Because I liked issue #6, it was disappointing that nothing from that issue appears in either of these two volumes. However, I only had to wait a mere sixteen years before I got the bumper Dork compendium seen below. Oddly enough, nothing from issue #6 appears in here either, except its contents page. There are colour reproductions of all the front covers too, except #6. So what gives? Was it omitted for legal reasons or because the publisher didn't like it or what?
Anyway, there's just about everything else Dork-related in here apart from Milk And Cheese – Dairy Products Gone Bad and The Eltingville Club, which are collected in other volumes.

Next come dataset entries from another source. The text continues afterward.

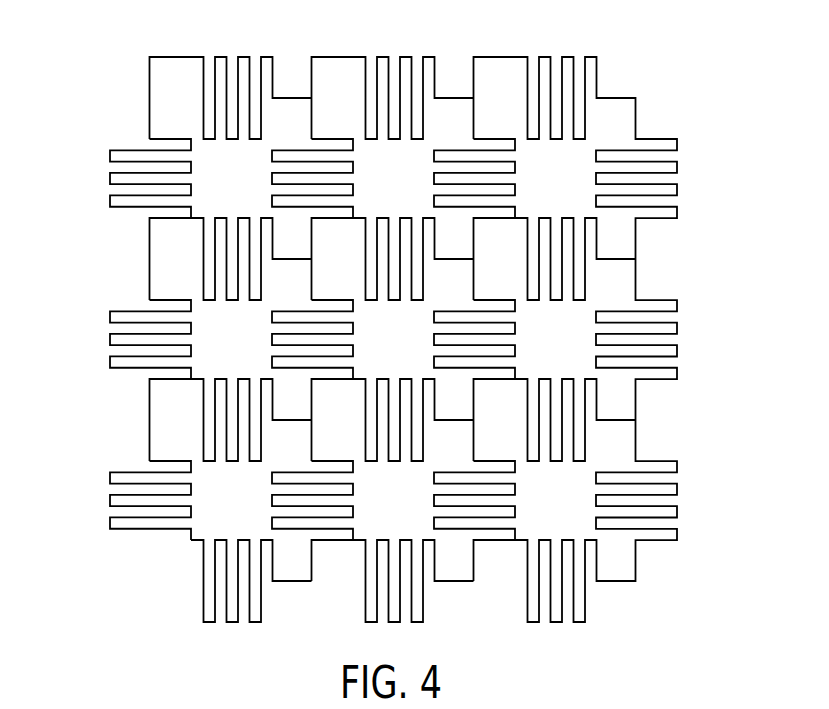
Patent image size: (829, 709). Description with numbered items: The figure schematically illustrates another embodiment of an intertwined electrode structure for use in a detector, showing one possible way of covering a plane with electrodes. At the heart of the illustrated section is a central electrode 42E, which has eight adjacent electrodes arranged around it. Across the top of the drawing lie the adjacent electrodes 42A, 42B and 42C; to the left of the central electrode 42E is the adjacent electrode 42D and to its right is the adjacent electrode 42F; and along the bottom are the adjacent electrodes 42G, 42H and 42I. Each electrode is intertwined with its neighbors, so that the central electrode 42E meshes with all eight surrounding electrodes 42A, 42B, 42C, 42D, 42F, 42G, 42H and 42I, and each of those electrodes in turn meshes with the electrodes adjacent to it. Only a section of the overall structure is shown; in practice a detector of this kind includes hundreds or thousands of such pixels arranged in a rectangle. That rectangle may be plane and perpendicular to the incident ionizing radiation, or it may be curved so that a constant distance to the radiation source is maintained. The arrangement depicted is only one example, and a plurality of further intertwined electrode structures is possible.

The adjacent electrode 42A is at (175, 57).
The adjacent electrode 42B is at (330, 57).
The adjacent electrode 42C is at (493, 57).
The adjacent electrode 42D is at (150, 285).
The central electrode 42E is at (511, 208).
The adjacent electrode 42F is at (635, 285).
The adjacent electrode 42G is at (292, 581).
The adjacent electrode 42H is at (450, 581).
The adjacent electrode 42I is at (612, 582).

There's the three-panel comic strip Fun! wherein we meet such characters as Phil the Disco Skinhead, Myron the Living Voodoo Doll (seen on the cover of Who's Laughing Now?) and Seiji Nakimushi, World's Worst Kamikaze Pilot.
My favourite bits though are The Invisible College of Secret Knowledge, in which a character known as the Devil Puppet (that's him on the cover of Circling the Drain) nestles itself on someone's hand and begins to tell tall tales of how certain historical things came to be, such as the KISS Navy and Wertham's comics code. In one memorable story, he talks about how in 1928 the department store Macy's started releasing the inflatables at the end of their Thanksgiving Day parade, offering cash rewards for their return, the amount determined by the size of the balloon.
At the parade in 1932, everyone wanted that year's largest balloon, the comic strip character Fritz Katzenjammer. After one man dies falling from the balloon's ropes, scores of balloon-hunters chase the drifting balloon into New Jersey, and then, this happens:
There are a few of Evan Dorkin's trademarks on show here: smarmy New York City dialogue, plenty of detail on the characters (some great facial expressions), and jibes at comics fandom (although rather subtle here — chasing one of the Katzenjammer Kids for big bucks seems like a precursor to the nebbishy practice of buying first-issue comics just to make money off them later, eh?).
So that's that. Oh, and apparently the German word 'katzenjammer' (literally, 'cat's misery'), is their word for 'hangover'. So that's another piece of useless trivia for you.